Catherine is a mentor to me and in Solidarity discussed her battle with Linear IGA. In this second post, Catherine discusses the difficulty of being accepted for the disability pension once she realised Linear IgA was going to affect her long term ability to work.

When I first became ill with an autoimmune disease, I soon realised that I wasn’t going to be able to continue working until it was controlled or went away. It took me about 6 weeks to realise this, as treatment after treatment failed and my condition grew steadily worse. I contacted Centrelink to enquire about the disability pension and was told that it was highly unlikely I would be eligible for it.

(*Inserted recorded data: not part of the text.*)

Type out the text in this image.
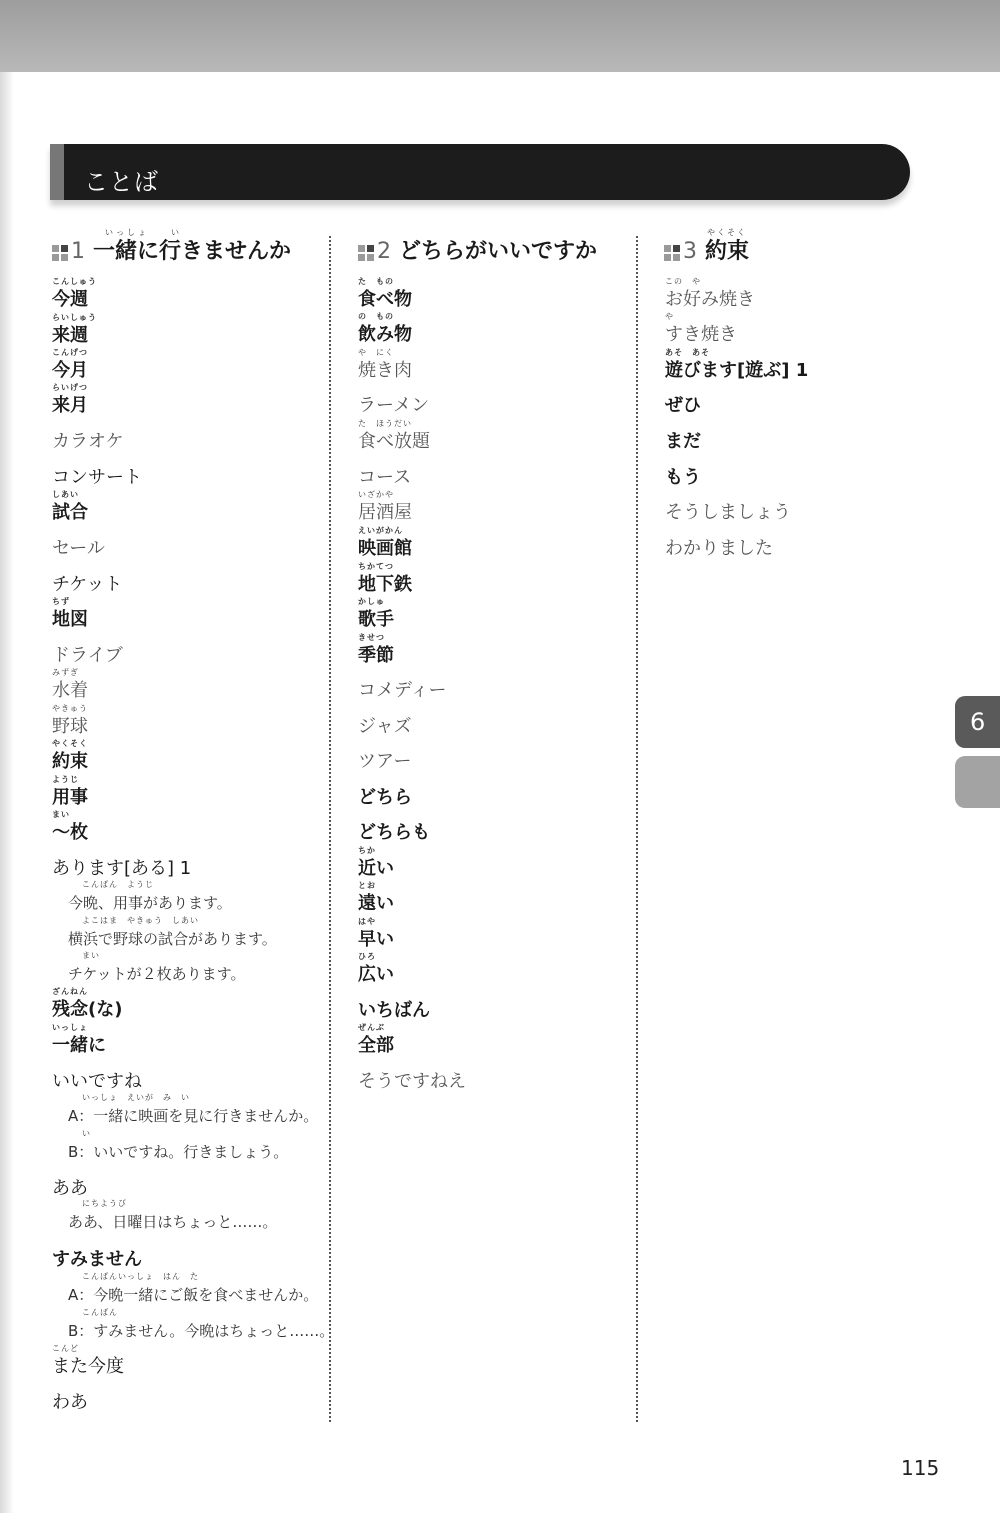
ことば
1
いっしょ　　い
一緒に行きませんか	2 どちらがいいですか	3
やくそく
約束
こんしゅう
今週
らいしゅう
来週
こんげつ
今月
らいげつ
来月
カラオケ
コンサート
しあい
試合
セール
チケット
ちず
地図
ドライブ
みずぎ
水着
やきゅう
野球
やくそく
約束
ようじ
用事
まい
～枚
あります[ある] 1
こんばん　ようじ
今晩、用事があります。
よこはま　やきゅう　しあい
横浜で野球の試合があります。
まい
チケットが２枚あります。
ざんねん
残念(な)
いっしょ
一緒に
いいですね
いっしょ　えいが　み　い
A：一緒に映画を見に行きませんか。
い
B：いいですね。行きましょう。
ああ
にちようび
ああ、日曜日はちょっと……。
すみません
こんばんいっしょ　はん　た
A：今晩一緒にご飯を食べませんか。
こんばん
B：すみません。今晩はちょっと……。
こんど
また今度
わあ
た　もの
食べ物
の　もの
飲み物
や　にく
焼き肉
ラーメン
た　ほうだい
食べ放題
コース
いざかや
居酒屋
えいがかん
映画館
ちかてつ
地下鉄
かしゅ
歌手
きせつ
季節
コメディー
ジャズ
ツアー
どちら
どちらも
ちか
近い
とお
遠い
はや
早い
ひろ
広い
いちばん
ぜんぶ
全部
そうですねえ
この　や
お好み焼き
や
すき焼き
あそ　あそ
遊びます[遊ぶ] 1
ぜひ
まだ
もう
そうしましょう
わかりました
6
115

Even patients with terminal cancer only received it in the final weeks of their lives and no one had even heard of Linear IgA. My diagnosis didn’t spark the same outpouring of sympathy that those who develop cancer receive, only puzzlement as to why a rash could cause so much trouble. I felt the same …

I decided to visit the local Centrelink office where I talked to the relevant officer. I found myself crying as I spoke to her, saying that I really hoped that the docs were right and that the disease would soon go away, but so far that had not happened, I had continued to get worse and had had one adverse drug reaction that had nearly killed me.

My doctor finally agreed to state that it was likely I would be unable to work for two years. Unfortunately, he needed to tick the box that indicated more than two years, so on this first assessment, I failed to get the disability pension.

I had about 6-8 weeks to appeal this decision, so I waited till near the end of the appeal period in the hope that my condition would resolve in that time. Or that the lack of improvement would strengthen my case for the pension. Time is an important factor in this process.

I explained to my doctor my predicament and he agreed that more than two years was likely. When I lodged the new forms with Centrelink I said I truly hoped that this was wrong and that I would soon get better and be able to resume my normal life.

Articles available on the Internet indicated that the mean timeframe for this illness was around 5.5 years. I believed I wouldn’t be one of those who had it that long. But in fact, I had it for 9 years and still do not have normal energy levels 11 years later.

When I’ve attempted to work, I get worse and even part-time work makes me cripplingly tired and causes my skin to break out. Any hopes I had for resuming a normal life disappeared years.

I have discussed how I had similar difficulties with Centrelink in my post, National Mental Health Week 2016 9 Oct -15 Oct: A call for the National Government to embrace mental health and wellness. The disability pension is certainly a helpful aspect of Australia’s welfare system. As you can imagine there is controversy about the scheme and the Australian government has recently cracked down on a system that was already highly regulated and restricted.